Art school to add metal studios

EUREKA SPRINGS - A cleared, flattened stretch of land on a forested hilltop is ready for construction of a new “heavy metal” studio for the Eureka Springs School of the Arts.

Growing interest in working with metals led the nonprofit school’s leadership to begin work on a studio to provide classroom space for artists interested in welding and blacksmithing, said Peggy Kjelgaard, executive director. The site is hidden from view from U.S. 62 in the center of a 32-acre site the school hopes to develop as part of a long-range plan.

“We have been dreaming about this for a long time,” Kjelgaard said.

The property currently consists of a two-story house, a separate building for making jewelry and a building that houses kilns.

The school offers two- to five-day workshops in the fall, spring and summer, primarily for adults interested in unleashing their creativity on canvases, pottery, jewelry and sculpture. The classes draw between 200 and 250 students annually.

A groundbreaking ceremony is planned at 4 p.m. today at Eureka Springs School of the Arts, 15751 W. U.S. 62, five miles outside of Eureka Springs. Kjelgaard is working to hire a contractor with the goal to finish the building in February or March and open it toward the end of May.

Kjelgaard also plans to visit the Penland School of Crafts in North Carolina to study the school’s iron studio to identify equipment for the new studio.

Eureka Springs School of the Arts received a donation from an anonymous donor to pay for the project, she said.

“Someone believed in us enough to give us not only funding for this studio, but operational funding,” Kjelgaard said. “It makes other people believe in you. It’s the art education. It’s getting the opportunity to teach these classes right.”
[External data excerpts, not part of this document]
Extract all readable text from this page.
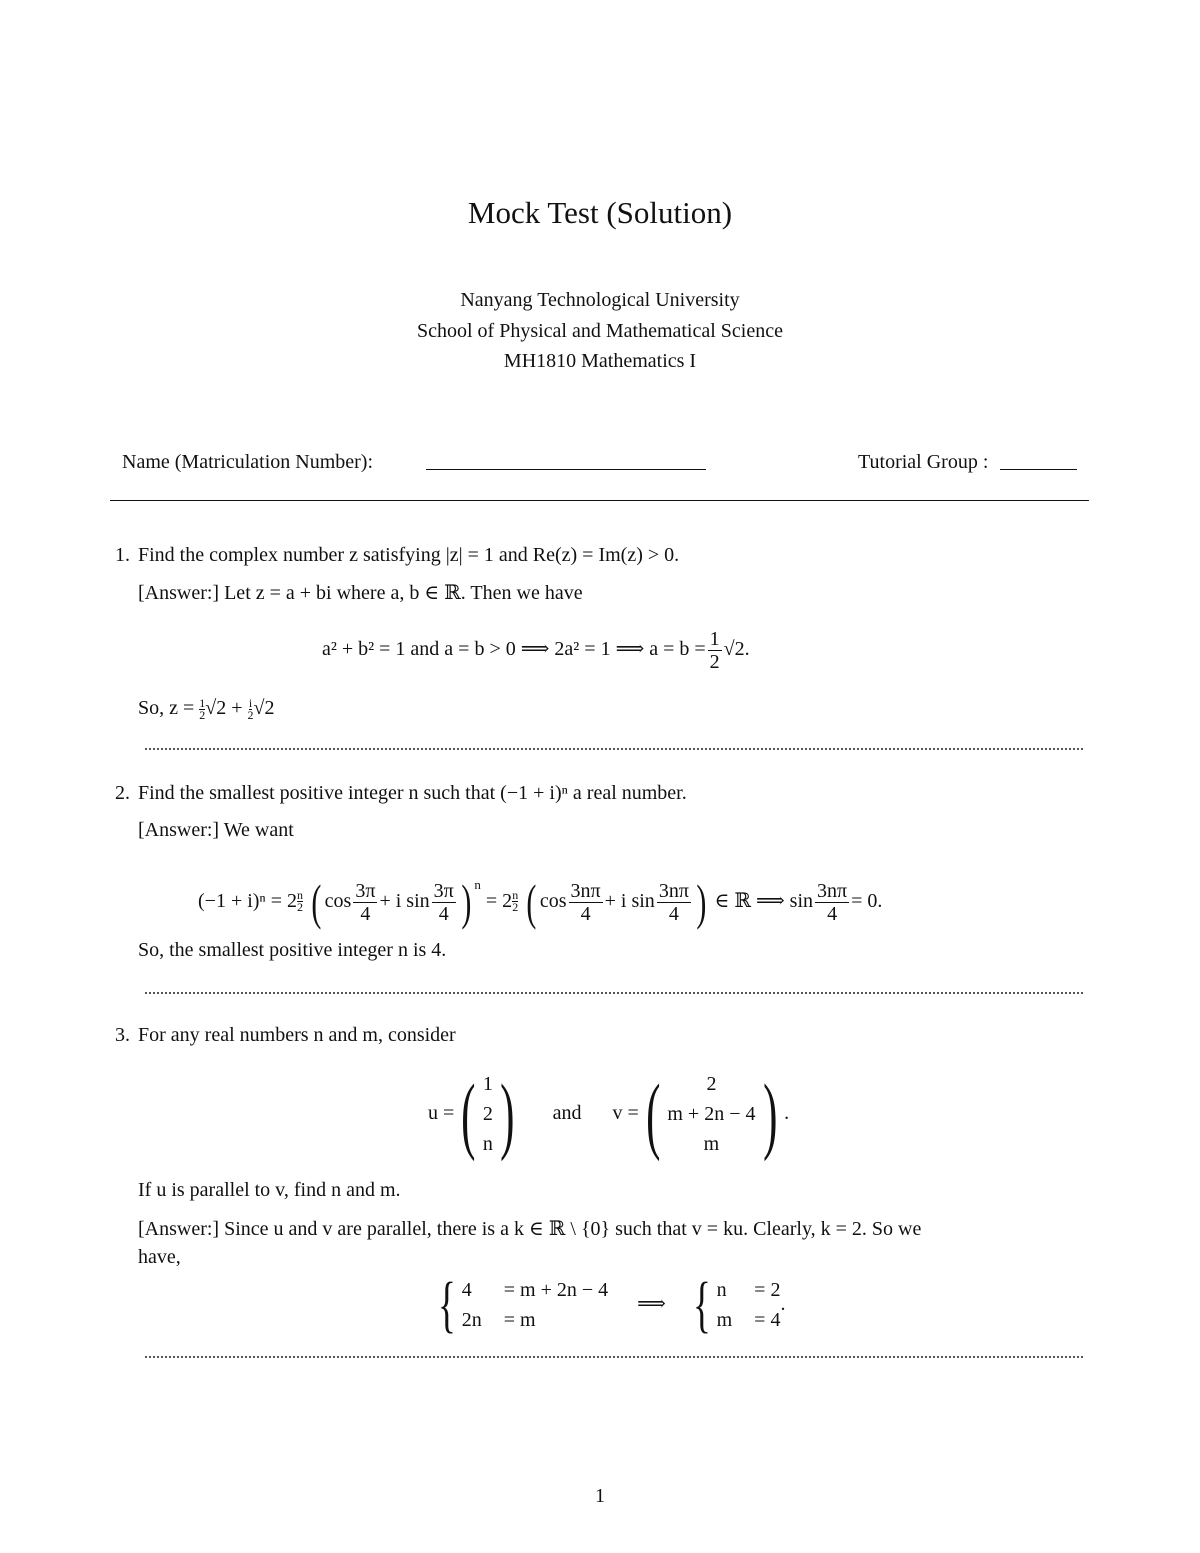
Mock Test (Solution)
Nanyang Technological University
School of Physical and Mathematical Science
MH1810 Mathematics I
Name (Matriculation Number):	Tutorial Group :
1. Find the complex number z satisfying |z| = 1 and Re(z) = Im(z) > 0.
[Answer:] Let z = a + bi where a, b ∈ ℝ. Then we have
a² + b² = 1 and a = b > 0 ⟹ 2a² = 1 ⟹ $a = b = \frac{1}{2} √2$.
So, $z = \frac{1}{2} √2 + \frac{i}{2} √2$
2. Find the smallest positive integer n such that (−1 + i)ⁿ a real number.
[Answer:] We want
$(-1 + i)^n = 2 \frac{n}{2}$ ( $\cos \frac{3\pi}{4} + i$ $\sin \frac{3\pi}{4}$ ) $^n = 2 \frac{n}{2}$ ( $\cos \frac{3n\pi}{4} + i$ $\sin \frac{3n\pi}{4}$ ) ∈ ℝ ⟹ $\sin \frac{3n\pi}{4} = 0$.
So, the smallest positive integer n is 4.
3. For any real numbers n and m, consider
u =( 1
2
n ) and v =( 2
m + 2n − 4
m ) .
If u is parallel to v, find n and m.
[Answer:] Since u and v are parallel, there is a k ∈ ℝ \ {0} such that v = ku. Clearly, k = 2. So we
have,
{ 4	= m + 2n − 4
2n = m
⟹ { n = 2
m = 4
.
1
The school began developing metals programs in 2007 after Bob Reese, a metal artist,retired and donated much of his equipment and supplies to the school, Kjelgaard said. Students started signing up for the classes, which required oxygen and acetylene tanks, welders and stainless steel. Classes met outside.

Students then requested a blacksmith class.

Jim Wallace, founder and past director of the National Ornamental Metal Museum in Memphis, Tenn., conducted a blacksmith class in 2008 in the school’s backyard, but the school lacked enough anvils and forges to meet the needs of the class.

Blacksmith classes continued in area metal artists’ studios, but the school directors desired a heavy metal facility.

When they finish a class, students complete evaluation forms, Kjelgaard said. They frequently leave comments about their desire to take metals classes or comment that the facilities need to be improved. The school offers 10 metals classes.

Mary Springer, one of the school’s founders and a board member, said she and her 13-year-old grandson took a metal sculpture class involving welding this year. She said her grandson, who received special permission to take the class, took to the art form.

“There’s a future for some of the young people to learn trades,” Springer said. “It just opens doors in so many areas.”

Metal sculptor Wayne Summerhill of Hot Springs, who taught the course for Springer and her grandson, said he enjoys seeing the creativity of those who enroll in his week long metal sculpture class offered every spring at the school.

“You can be so three-dimensional with it,” Summerhill said.

The metal sculpture class so far has met outdoors. Sculpting with metal gets especially hot with the fire from welding torches and the late spring sun, he said. The artists in training have to share equipment, which sometimes limits what they can accomplish in a week.

Summerhill often brings his own tools, but having enough tools for eight students is difficult.

The new studio will provide classroom space and equipment that have been limited,he said.

Enrollment in his spring class has grown in five years from five students to eight students, he said. Some students have taken his class more than once. Each class begins with a day of instruction on safety, the use power tools and welding techniques.

Summerhill instructs his artists in training to think of a project to begin the next day.

“Students are really happy if they go home with a finished piece,” he said.

The Eureka Springs School of the Arts began in 1998 as a “school without walls,” offering classes taught by artists in their studios, Kjelgaard said. The school received its nonprofit status in 2001, hired its first executive director in 2004 and opened a starter campus.

The organization bought land in 2009 and 2011 around the campus and last year developed a long-range plan for the site, Kjelgaard said.

The plan includes a handful of new studios, two dormitories, four cottages for instructors and a large building to house administration and provide a cafeteria, Kjelgaard said.